What was the opportunity? One white guy lost in a black neighborhood?
What was the selection process for their victim? Was it just random they chose the one white guy?
If that wasn't random -- if he was chosen, at it appears, because he was the one white interloper in sight -- it's a hate-crime.
But it would be "race baiting" to call it such.
In a radio interview, Commissioner Frederick H. Bealefeld III urged Baltimore residents to "distinguish between criminality and racially motivated crime." Bealefeld, who is white, warned against "race-baiting" and "fear-mongering" in light of the Trayvon Martin shooting and other recent racially charged incidents.

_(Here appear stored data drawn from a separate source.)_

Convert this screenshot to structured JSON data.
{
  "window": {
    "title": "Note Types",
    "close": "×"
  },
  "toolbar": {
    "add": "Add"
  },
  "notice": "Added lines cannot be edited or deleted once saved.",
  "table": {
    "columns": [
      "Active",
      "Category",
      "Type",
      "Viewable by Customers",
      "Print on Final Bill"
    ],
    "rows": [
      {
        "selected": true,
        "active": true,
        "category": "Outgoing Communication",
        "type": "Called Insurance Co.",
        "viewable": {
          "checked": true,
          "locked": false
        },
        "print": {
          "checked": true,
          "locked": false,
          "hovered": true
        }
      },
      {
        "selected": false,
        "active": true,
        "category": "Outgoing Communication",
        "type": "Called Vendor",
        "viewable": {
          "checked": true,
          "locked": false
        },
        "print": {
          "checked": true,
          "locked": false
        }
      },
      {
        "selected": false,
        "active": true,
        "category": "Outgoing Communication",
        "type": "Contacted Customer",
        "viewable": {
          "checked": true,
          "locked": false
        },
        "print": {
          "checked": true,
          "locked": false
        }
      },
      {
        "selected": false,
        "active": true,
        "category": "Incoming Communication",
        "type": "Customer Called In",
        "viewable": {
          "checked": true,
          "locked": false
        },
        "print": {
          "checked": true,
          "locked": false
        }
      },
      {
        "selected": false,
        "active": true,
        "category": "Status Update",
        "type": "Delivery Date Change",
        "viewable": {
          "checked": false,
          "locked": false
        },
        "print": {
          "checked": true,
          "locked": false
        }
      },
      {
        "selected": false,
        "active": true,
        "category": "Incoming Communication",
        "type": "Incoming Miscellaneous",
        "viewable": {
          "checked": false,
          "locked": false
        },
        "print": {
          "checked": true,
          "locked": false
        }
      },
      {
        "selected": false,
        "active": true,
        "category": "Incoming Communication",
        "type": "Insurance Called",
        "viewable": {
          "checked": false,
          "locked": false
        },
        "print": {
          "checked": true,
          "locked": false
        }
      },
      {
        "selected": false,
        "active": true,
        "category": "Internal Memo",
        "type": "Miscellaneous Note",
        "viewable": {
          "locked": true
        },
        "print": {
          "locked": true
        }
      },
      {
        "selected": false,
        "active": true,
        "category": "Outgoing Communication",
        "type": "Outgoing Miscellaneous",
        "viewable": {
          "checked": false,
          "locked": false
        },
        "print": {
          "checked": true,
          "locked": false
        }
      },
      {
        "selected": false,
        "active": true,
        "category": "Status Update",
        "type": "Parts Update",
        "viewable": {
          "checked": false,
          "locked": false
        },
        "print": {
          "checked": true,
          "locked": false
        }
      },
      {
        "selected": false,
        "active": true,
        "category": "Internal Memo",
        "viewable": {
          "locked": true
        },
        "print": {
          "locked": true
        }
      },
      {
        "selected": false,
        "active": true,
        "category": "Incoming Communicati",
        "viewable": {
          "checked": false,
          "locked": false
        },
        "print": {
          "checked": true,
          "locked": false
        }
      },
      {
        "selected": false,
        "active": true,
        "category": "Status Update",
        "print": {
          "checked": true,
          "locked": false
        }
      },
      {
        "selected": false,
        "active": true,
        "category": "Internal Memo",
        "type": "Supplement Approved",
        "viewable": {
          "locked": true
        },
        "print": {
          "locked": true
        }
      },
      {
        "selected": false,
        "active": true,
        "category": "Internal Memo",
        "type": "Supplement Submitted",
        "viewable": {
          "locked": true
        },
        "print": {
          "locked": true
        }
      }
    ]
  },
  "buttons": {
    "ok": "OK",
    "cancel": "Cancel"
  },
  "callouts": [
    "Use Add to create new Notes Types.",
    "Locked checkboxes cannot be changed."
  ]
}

"There's no doubt it's a crime," Bealefeld said of the March 17 assault. "We need to vigorously hold criminals accountable, and we have to be careful not to be pulled into this race-baiting."
The Supreme Court should strike these laws off the books. They violate the Equal Protections Clause, as actually practiced.
Last week I attempted to pressure Anderson Cooper into covering this. He's made a big deal about Hate and Bullying.
And yet his interest to call this behavior out seems to be limited to all the predictable cases.
If liberals believe that Public Shaming of bigotry, hatred, and bullying behavior can actually work to reduce such behavior -- and I actually do think this works, as I think shame generally guides behavior -- why do they stubbornly refuse to apply it to all bigotry, hatred, bullying, and gross criminal conduct?
If dehumanization and "Otherization" (as liberals term it) makes predatory and vicious conduct more likely, what precisely is the message being sent when the liberal media treats stuff like this as "acceptable losses"?